Regarding the cache_version solution, it would work for adhoc/exprimental workflow code (tho it requires some level of understanding of how caching works in Flyte, I know it's easy but however in our scenario)
In our company, we built a set of reusable workflows and tasks (as ML Infra Team), our users (AI Verticals like Feed Ranking) will be use the wrapper like this
# Code ML Infra Team in `trainer.py` from repo_A
@task(cache=False, cache_version="v1")
def trainer_task()
pass
Code from User Team in workflow.py from repo_B
from repo_A.trainer import trainer_task
@workflow
def my_wf:
trainer_task().with_overrides(cache=True, cache_version="v2")

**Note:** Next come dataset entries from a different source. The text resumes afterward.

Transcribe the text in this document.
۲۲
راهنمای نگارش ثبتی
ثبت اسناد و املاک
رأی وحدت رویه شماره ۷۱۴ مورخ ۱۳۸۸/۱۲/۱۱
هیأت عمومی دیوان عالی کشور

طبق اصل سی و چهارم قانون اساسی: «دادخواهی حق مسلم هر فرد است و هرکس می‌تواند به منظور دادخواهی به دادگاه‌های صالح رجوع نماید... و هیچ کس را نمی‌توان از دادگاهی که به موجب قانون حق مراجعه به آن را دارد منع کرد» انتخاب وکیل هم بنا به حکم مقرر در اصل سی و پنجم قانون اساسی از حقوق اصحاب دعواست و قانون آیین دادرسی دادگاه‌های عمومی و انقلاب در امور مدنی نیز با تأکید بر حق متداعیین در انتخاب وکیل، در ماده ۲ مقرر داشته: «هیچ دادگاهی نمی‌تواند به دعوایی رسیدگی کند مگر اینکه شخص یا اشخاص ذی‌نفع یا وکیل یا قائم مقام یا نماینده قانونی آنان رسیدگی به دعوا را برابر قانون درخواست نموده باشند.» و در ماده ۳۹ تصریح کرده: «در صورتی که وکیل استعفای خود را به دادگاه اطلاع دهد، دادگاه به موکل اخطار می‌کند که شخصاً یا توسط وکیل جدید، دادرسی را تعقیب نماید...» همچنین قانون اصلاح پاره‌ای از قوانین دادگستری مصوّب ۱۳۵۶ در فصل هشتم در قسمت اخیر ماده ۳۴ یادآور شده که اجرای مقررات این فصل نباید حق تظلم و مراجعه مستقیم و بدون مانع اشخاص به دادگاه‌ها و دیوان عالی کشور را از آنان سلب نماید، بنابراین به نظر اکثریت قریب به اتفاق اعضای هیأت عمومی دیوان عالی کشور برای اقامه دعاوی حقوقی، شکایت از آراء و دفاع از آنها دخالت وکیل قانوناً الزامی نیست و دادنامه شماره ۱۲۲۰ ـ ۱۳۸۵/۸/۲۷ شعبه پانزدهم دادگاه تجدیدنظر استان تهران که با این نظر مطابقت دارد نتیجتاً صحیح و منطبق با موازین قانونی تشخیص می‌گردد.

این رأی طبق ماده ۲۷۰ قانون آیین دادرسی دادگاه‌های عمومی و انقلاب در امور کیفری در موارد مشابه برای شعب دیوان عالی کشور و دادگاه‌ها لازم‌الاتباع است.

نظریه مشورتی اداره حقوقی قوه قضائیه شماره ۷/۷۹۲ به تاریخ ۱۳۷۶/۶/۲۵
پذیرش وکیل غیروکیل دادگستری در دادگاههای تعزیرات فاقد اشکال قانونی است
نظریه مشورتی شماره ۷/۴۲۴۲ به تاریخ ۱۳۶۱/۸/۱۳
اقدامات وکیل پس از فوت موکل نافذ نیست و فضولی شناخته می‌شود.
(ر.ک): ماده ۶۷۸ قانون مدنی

So workflow.py will be shared by a user team, and multiple developers will be working on the same workflow code.
Hence different developer may have trouble to coordinate on the cache_version.
If we provide the overwrite_cache for tasks, user can simply mark overwrite_cache=True to make sure this run will be writing to cache instead of coordinate the cache_version with his/her teammates.

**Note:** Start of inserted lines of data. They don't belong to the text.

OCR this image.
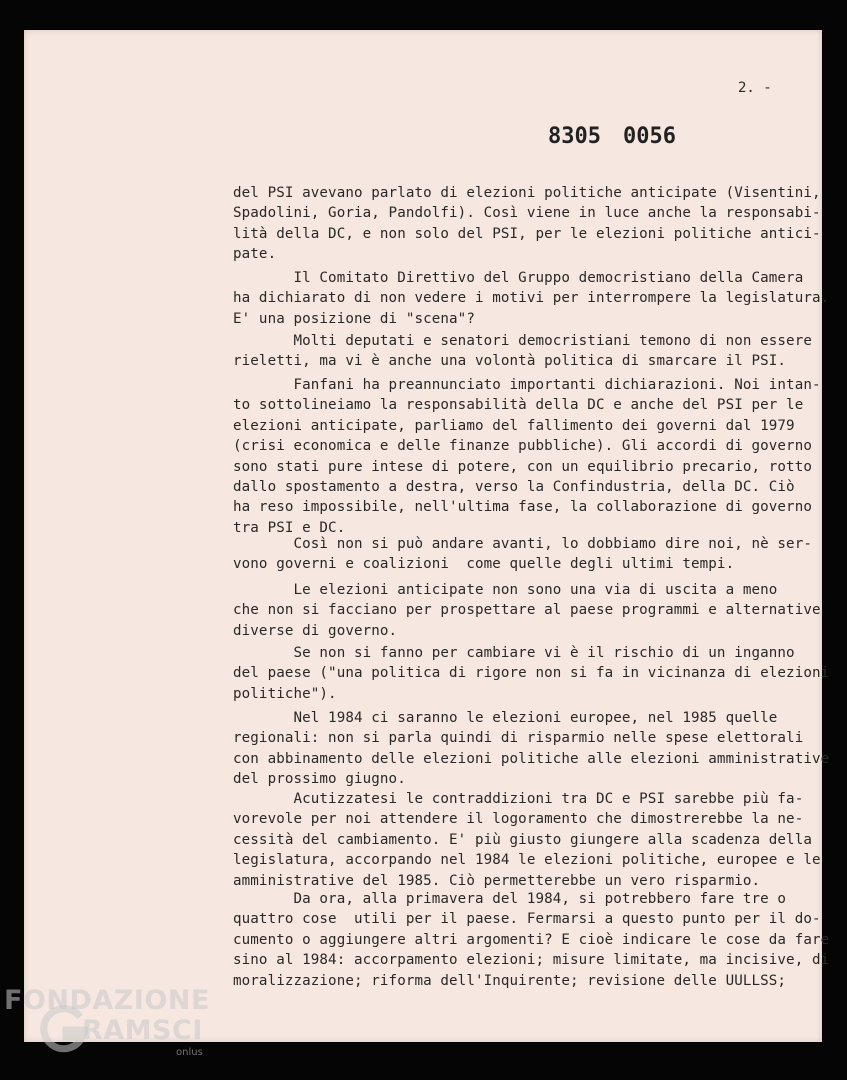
2. -
8305 0056

del PSI avevano parlato di elezioni politiche anticipate (Visentini,
Spadolini, Goria, Pandolfi). Così viene in luce anche la responsabi-
lità della DC, e non solo del PSI, per le elezioni politiche antici-
pate.

Il Comitato Direttivo del Gruppo democristiano della Camera
ha dichiarato di non vedere i motivi per interrompere la legislatura.
E' una posizione di "scena"?

Molti deputati e senatori democristiani temono di non essere
rieletti, ma vi è anche una volontà politica di smarcare il PSI.

Fanfani ha preannunciato importanti dichiarazioni. Noi
to sottolineiamo la responsabilità della DC e anche del PSI per
elezioni anticipate, parliamo del fallimento dei governi dal 1979
(crisi economica e delle finanze pubbliche). Gli accordi di governo
sono stati pure intese di potere, con un equilibrio precario, rotto
dallo spostamento a destra, verso la Confindustria, della DC. Ciò
ha reso impossibile, nell'ultima fase, la collaborazione di governo
tra PSI e DC.

Così non si può andare avanti, lo dobbiamo dire noi, nè
vono governi e coalizioni  come quelle degli ultimi tempi.

Le elezioni anticipate non sono una via di uscita a meno
che non si facciano per prospettare al paese programmi e alternative
diverse di governo.

Se non si fanno per cambiare vi è il rischio di un inganno
del paese ("una politica di rigore non si fa in vicinanza di
politiche").

Nel 1984 ci saranno le elezioni europee, nel 1985 quelle
regionali: non si parla quindi di risparmio nelle spese elettorali
con abbinamento delle elezioni politiche alle elezioni amministrative
del prossimo giugno.

Acutizzatesi le contraddizioni tra DC e PSI sarebbe più fa-
vorevole per noi attendere il logoramento che dimostrerebbe la ne-
cessità del cambiamento. E' più giusto giungere alla scadenza della
legislatura, accorpando nel 1984 le elezioni politiche, europee e
amministrative del 1985. Ciò permetterebbe un vero risparmio.

Da ora, alla primavera del 1984, si potrebbero fare tre o
quattro cose  utili per il paese. Fermarsi a questo punto per il
cumento o aggiungere altri argomenti? E cioè indicare le cose da
sino al 1984: accorpamento elezioni; misure limitate, ma incisive,
moralizzazione; riforma dell'Inquirente; revisione delle UULLSS;

FONDAZIONE
RAMSCI
onlus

So I would suggest support overwrite_cache in the task decorator and I would like to contribute if the idea is not bad to you.
Interesting- got it. Cc @eapolinario
"Hello 👋, this feature request has been inactive for over 9 months. To help maintain a clean and focused backlog, we'll be marking this issue as stale and will close the issue if we detect no activity in the next 14 days. Thank you for your contribution and understanding! 🙏"
2.0 supports this